One such reader, possibly to be mentioned by name, writes:
Question (I hope you knew you were getting yourself into my rabbit hole of questions): Does order matter? The way everyone’s description of a decision tree goes, they draw the thing sequentially (we start from the first branch/leaf, then narrow it down with the second branch/leaf etc). But it seems to me that as long as every branch is considered, it doesn’t matter which question came first or last; it’s basically just a huge string of conditional statements. Yes?
You can pretty much convert a decision tree to a huge string of conditional statements, an “or of ands” if the labels happen to be true and false! This brings it dangerously close to conjugate normal form for boolean formulas that used to preoccupy so much of my time as a graduate student. But, the order does matter, and matters quite a lot, because (the hope is) representing the decision tree as a tree is going to be much more efficient than representing it as an “or of ands”.
This order-matters part becomes clear when you start really trying to build a decision tree, which I will now do twice. First, I will do it using Milk, a Machine Learning Toolkit for python. Then I will do it again, looking at the Milk sourcecode.
Version one is in this notebook, which you can clone for yourself and play around with. It includes the huge list of conditional statements that correspond to a simple example.

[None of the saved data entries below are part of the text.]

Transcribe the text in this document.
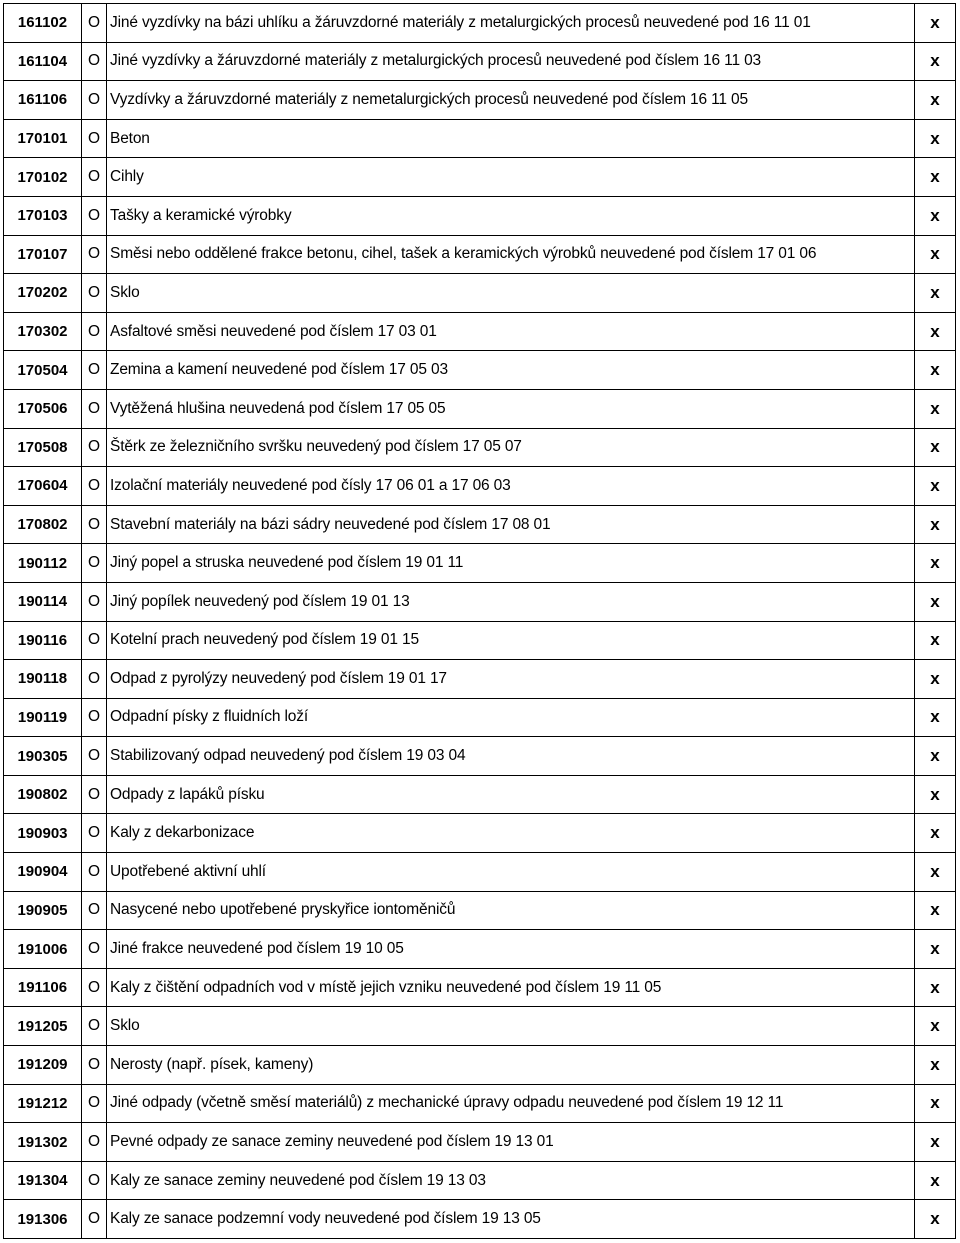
161102	O	Jiné vyzdívky na bázi uhlíku a žáruvzdorné materiály z metalurgických procesů neuvedené pod 16 11 01	x
161104	O	Jiné vyzdívky a žáruvzdorné materiály z metalurgických procesů neuvedené pod číslem 16 11 03	x
161106	O	Vyzdívky a žáruvzdorné materiály z nemetalurgických procesů neuvedené pod číslem 16 11 05	x
170101	O	Beton	x
170102	O	Cihly	x
170103	O	Tašky a keramické výrobky	x
170107	O	Směsi nebo oddělené frakce betonu, cihel, tašek a keramických výrobků neuvedené pod číslem 17 01 06	x
170202	O	Sklo	x
170302	O	Asfaltové směsi neuvedené pod číslem 17 03 01	x
170504	O	Zemina a kamení neuvedené pod číslem 17 05 03	x
170506	O	Vytěžená hlušina neuvedená pod číslem 17 05 05	x
170508	O	Štěrk ze železničního svršku neuvedený pod číslem 17 05 07	x
170604	O	Izolační materiály neuvedené pod čísly 17 06 01 a 17 06 03	x
170802	O	Stavební materiály na bázi sádry neuvedené pod číslem 17 08 01	x
190112	O	Jiný popel a struska neuvedené pod číslem 19 01 11	x
190114	O	Jiný popílek neuvedený pod číslem 19 01 13	x
190116	O	Kotelní prach neuvedený pod číslem 19 01 15	x
190118	O	Odpad z pyrolýzy neuvedený pod číslem 19 01 17	x
190119	O	Odpadní písky z fluidních loží	x
190305	O	Stabilizovaný odpad neuvedený pod číslem 19 03 04	x
190802	O	Odpady z lapáků písku	x
190903	O	Kaly z dekarbonizace	x
190904	O	Upotřebené aktivní uhlí	x
190905	O	Nasycené nebo upotřebené pryskyřice iontoměničů	x
191006	O	Jiné frakce neuvedené pod číslem 19 10 05	x
191106	O	Kaly z čištění odpadních vod v místě jejich vzniku neuvedené pod číslem 19 11 05	x
191205	O	Sklo	x
191209	O	Nerosty (např. písek, kameny)	x
191212	O	Jiné odpady (včetně směsí materiálů) z mechanické úpravy odpadu neuvedené pod číslem 19 12 11	x
191302	O	Pevné odpady ze sanace zeminy neuvedené pod číslem 19 13 01	x
191304	O	Kaly ze sanace zeminy neuvedené pod číslem 19 13 03	x
191306	O	Kaly ze sanace podzemní vody neuvedené pod číslem 19 13 05	x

In version one, all of the machine learning action is in the code block that says
learner = milk.supervised.tree_learner()
model = learner.train(features, labels)
What is this actually doing? You can dig into it by browsing the Milk source (thanks open source movement!). The code for the tree_learner is pretty minimal, see it here. It pushes off all the work into a function called build_tree, which uses recursion, but is not overwhelming either. The precise choice of how to split at each node of the tree is handled by a function called _split, which is also relatively readable.
Should that paragraph count as version two? What I really want is a narrated movie of stepping through this code in a debugger.